Augenzeugen am Boden und an Bord eines zweiten Flugzeugs, das sich zu Beginn des Unglücks über der ukrainischen Boeing befand, berichteten laut der iranischen Zivilluftfahrt-Organisation (CAO) von einem Feuer an Bord der Unglücksmaschine, das „an Intensität zunahm“. Kurz nach Beginn des Brands sei die ukrainische Maschine abgedreht. Sie verschwand demnach bei einer Flughöhe von 8000 Fuß (2400 Metern) von den Radarschirmen, doch habe der Pilot keinen Notruf abgesetzt.

Was spricht dagegen?
„Es handelt sich hier um ein sehr sicheres Flugzeug“, sagte Ex-Air-Berlin-Chef Joachim Hunold am Mittwoch gegenüber der „Bild“. So kurz nach einem Unfall von technischem Versagen zu sprechen, sei für ihn reine Spekulation. „Dazu müssen viel mehr Informationen ausgewertet werden.“

Die drei Jahre alte Unglücksmaschine sei erst am Montag inspiziert worden, heißt es seitens der Ukraine International Airlines. Auch einen Fehler des Piloten bzw. der Crew zieht die Fluggesellschaft laut eigener Aussage „nicht einmal in Erwägung“: Aufgrund der Erfahrung der Besatzung sei die Fehlerwahrscheinlichkeit minimal.

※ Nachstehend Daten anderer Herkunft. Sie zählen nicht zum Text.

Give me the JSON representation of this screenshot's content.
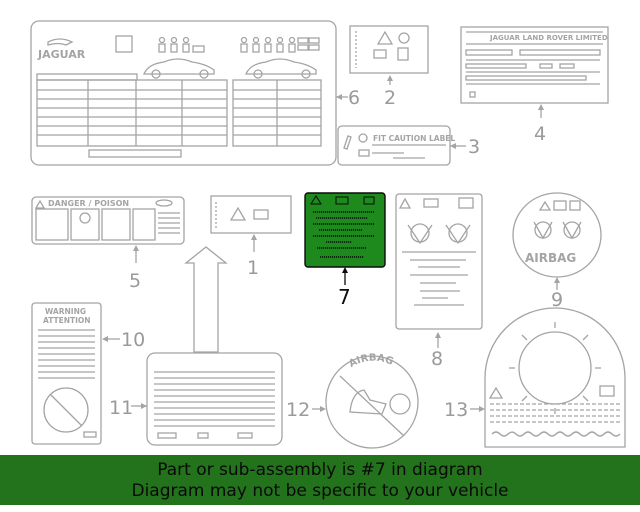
{
  "banner": {
    "line1": "Part or sub-assembly is #7 in diagram",
    "line2": "Diagram may not be specific to your vehicle"
  },
  "colors": {
    "highlight": "#1e8a1e",
    "banner": "#23721c",
    "line": "#a4a4a4"
  },
  "label_texts": {
    "jaguar": "JAGUAR",
    "jlr": "JAGUAR LAND ROVER LIMITED",
    "fit_caution": "FIT CAUTION LABEL",
    "danger": "DANGER / POISON",
    "airbag": "AIRBAG",
    "airbag_arc": "AIRBAG",
    "warning": "WARNING",
    "attention": "ATTENTION"
  },
  "callouts": {
    "n1": "1",
    "n2": "2",
    "n3": "3",
    "n4": "4",
    "n5": "5",
    "n6": "6",
    "n7": "7",
    "n8": "8",
    "n9": "9",
    "n10": "10",
    "n11": "11",
    "n12": "12",
    "n13": "13"
  },
  "highlighted_part": "7"
}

Szenario Nummer drei: Kollision mit Drohne
Ein ukrainischer Beamter teilte am Donnerstag mit, dass mehrere mögliche Ursachen für den Absturz untersucht werden sollen, darunter eine terroristische Bombe, ein Raketenangriff, aber auch eine Kollision mit einer Drohne.

Die dritte mögliche Ursache für die Katastrophe wäre also, dass der Passagierjet mit einer Drohne oder mit einem anderen Flugobjekt kollidiert ist. Vor allem für Triebwerke sind Drohnen eine große Gefahr. „Insbesondere bei Start und Landung kann das verheerende Folgen haben“, erklärte Jörg Lamprecht, Chef des Kasseler Unternehmens Dedrone, in einem Interview 2018. Seine Firma hat sich auf die Entdeckung unerwünschter Flugobjekte spezialisiert.

Was spricht dagegen?
Auch eine mögliche Kollision mit einer Drohne ist reine Spekulation. Derzeit gibt es keinerlei Indizien für einen Zusammenstoß.

Luftfahrtjournalist Andreas Spaeth erklärte gegenüber tagesschau.de: „Da kommen viele Dinge zusammen, die seltsam sind: keine Kommunikation aus dem Cockpit, der plötzliche Absturz ohne vorherige Anzeichen von Problemen, die schnellen, gegensätzlichen Aussagen von iranischer und ukrainischer Seite. Das ist schon mysteriös.“ Laut Spaeth deutet schon einiges darauf hin, dass es kein normales Unglück war, aber das sind alles Spekulationen. „Es gibt bislang zu wenige öffentliche Informationen.“

Blackboxen stark beschädigt
Die Experten erhoffen sich mehr Informationen durch die Auswertung der beiden Blackboxen mit den Flugdaten. Die Boxen enthalten die Flugdatenschreiber und einen Stimmenrekorder mit Aufnahmen der Gespräche im Cockpit. Diese sollten nach gründlichen Untersuchungen an die Ukraine übergeben werden, kündigte die Luftfahrtbehörde an. Die Geräte seien aber beschädigt worden.